Reviewed by Rama Gaind.
Sir Ross Smith, Edited and Introduced by Peter Monteath, Wakefield Press, $29.95.
It’s a memoir and a classic adventure story about the epic world-first flight from England to Australia in 1919 – in the words of the pilot Sir Ross Smith.
In the introduction, historian Monteath points out that Smith was a “member of a generation characterised by a form of gallantry bordering on the casual. Yet in his case, it pushed him to achievements which marked him as a giant among his peers. Having survived more than four months in the hell of Gallipoli, Smith’s appetite for risk had seen him join a machine-gun battalion in the Light Horse”.
It also includes a foreword by Sir Angus Houston, former Chief of Air Force 2001-2005 and Chief of the Defence Force from 2005-2011.
This recent edition is richly illustrated with images from the State Library of South Australia’s Ross and Keith Smith Collection. The gripping victory in the 1919 Great Air Race, England to Australia, was published to coincide with the flight’s centenary.
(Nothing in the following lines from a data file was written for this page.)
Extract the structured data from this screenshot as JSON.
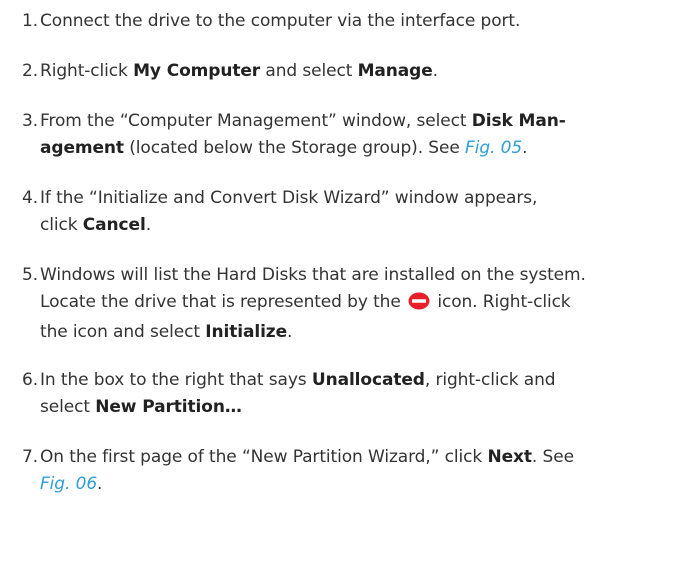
{
  "steps": [
    {
      "number": "1.",
      "text": "Connect the drive to the computer via the interface port."
    },
    {
      "number": "2.",
      "pre": "Right-click ",
      "bold1": "My Computer",
      "mid": " and select ",
      "bold2": "Manage",
      "post": "."
    },
    {
      "number": "3.",
      "pre": "From the “Computer Management” window, select ",
      "bold1a": "Disk Man-",
      "bold1b": "agement",
      "mid": " (located below the Storage group). See ",
      "ref": "Fig. 05",
      "post": "."
    },
    {
      "number": "4.",
      "pre": "If the “Initialize and Convert Disk Wizard” window appears,",
      "pre2": "click ",
      "bold": "Cancel",
      "post": "."
    },
    {
      "number": "5.",
      "line1": "Windows will list the Hard Disks that are installed on the system.",
      "pre": "Locate the drive that is represented by the ",
      "icon": "uninitialized-disk-icon",
      "mid": " icon. Right-click",
      "pre2": "the icon and select ",
      "bold": "Initialize",
      "post": "."
    },
    {
      "number": "6.",
      "pre": "In the box to the right that says ",
      "bold1": "Unallocated",
      "mid": ", right-click and",
      "pre2": "select ",
      "bold2": "New Partition…"
    },
    {
      "number": "7.",
      "pre": "On the first page of the “New Partition Wizard,” click ",
      "bold": "Next",
      "mid": ". See",
      "ref": "Fig. 06",
      "post": "."
    }
  ],
  "colors": {
    "text": "#333333",
    "link": "#2f9ed6",
    "icon_red": "#e8202a"
  }
}
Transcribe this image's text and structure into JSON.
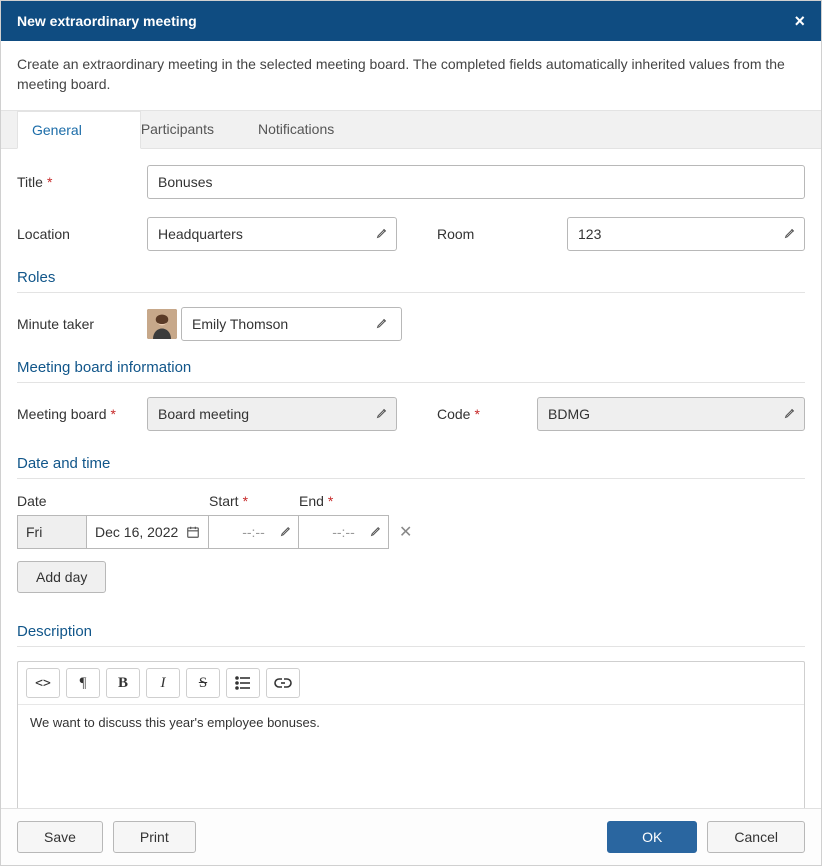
{
  "header": {
    "title": "New extraordinary meeting"
  },
  "subtitle": "Create an extraordinary meeting in the selected meeting board. The completed fields automatically inherited values from the meeting board.",
  "tabs": {
    "general": "General",
    "participants": "Participants",
    "notifications": "Notifications"
  },
  "labels": {
    "title": "Title",
    "location": "Location",
    "room": "Room",
    "roles": "Roles",
    "minuteTaker": "Minute taker",
    "mbiHeader": "Meeting board information",
    "meetingBoard": "Meeting board",
    "code": "Code",
    "dateTimeHeader": "Date and time",
    "date": "Date",
    "start": "Start",
    "end": "End",
    "addDay": "Add day",
    "description": "Description"
  },
  "values": {
    "title": "Bonuses",
    "location": "Headquarters",
    "room": "123",
    "minuteTaker": "Emily Thomson",
    "meetingBoard": "Board meeting",
    "code": "BDMG",
    "dayName": "Fri",
    "dateFull": "Dec 16, 2022",
    "startTime": "--:--",
    "endTime": "--:--",
    "descriptionText": "We want to discuss this year's employee bonuses."
  },
  "footer": {
    "save": "Save",
    "print": "Print",
    "ok": "OK",
    "cancel": "Cancel"
  }
}
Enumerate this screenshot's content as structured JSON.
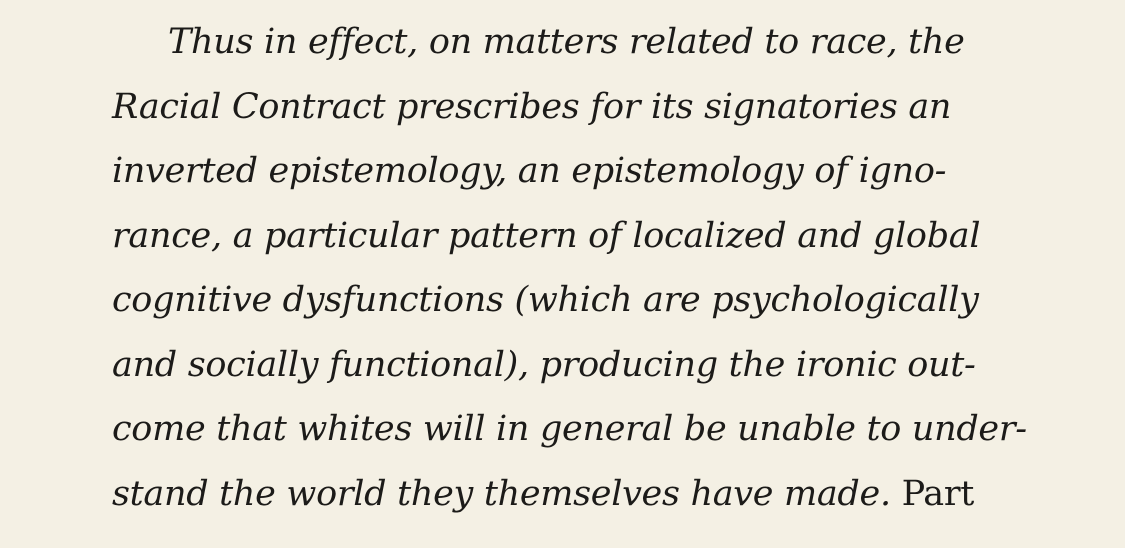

During the race, Ross and his brother Keith (his co-pilot and navigator) wrote in their diaries daily, recording the journey of their four-man crew in their Vickers Vimy G-EAOU twin-engine plane, its open cockpit exposing them to snow, sleet, hail and unbearable heat. Originally published as 14,000 Miles Through the Air (1922), Ross Smith’s book recounts their danger-ridden, record-breaking journey – a mere 16 years after the Wright brothers first defied gravity for just a few seconds.
Monteath presents the details with well-informed context on the Vimy flight for general readers, giving backgrounds of its crew and their competitors and explaining the genesis of the race itself.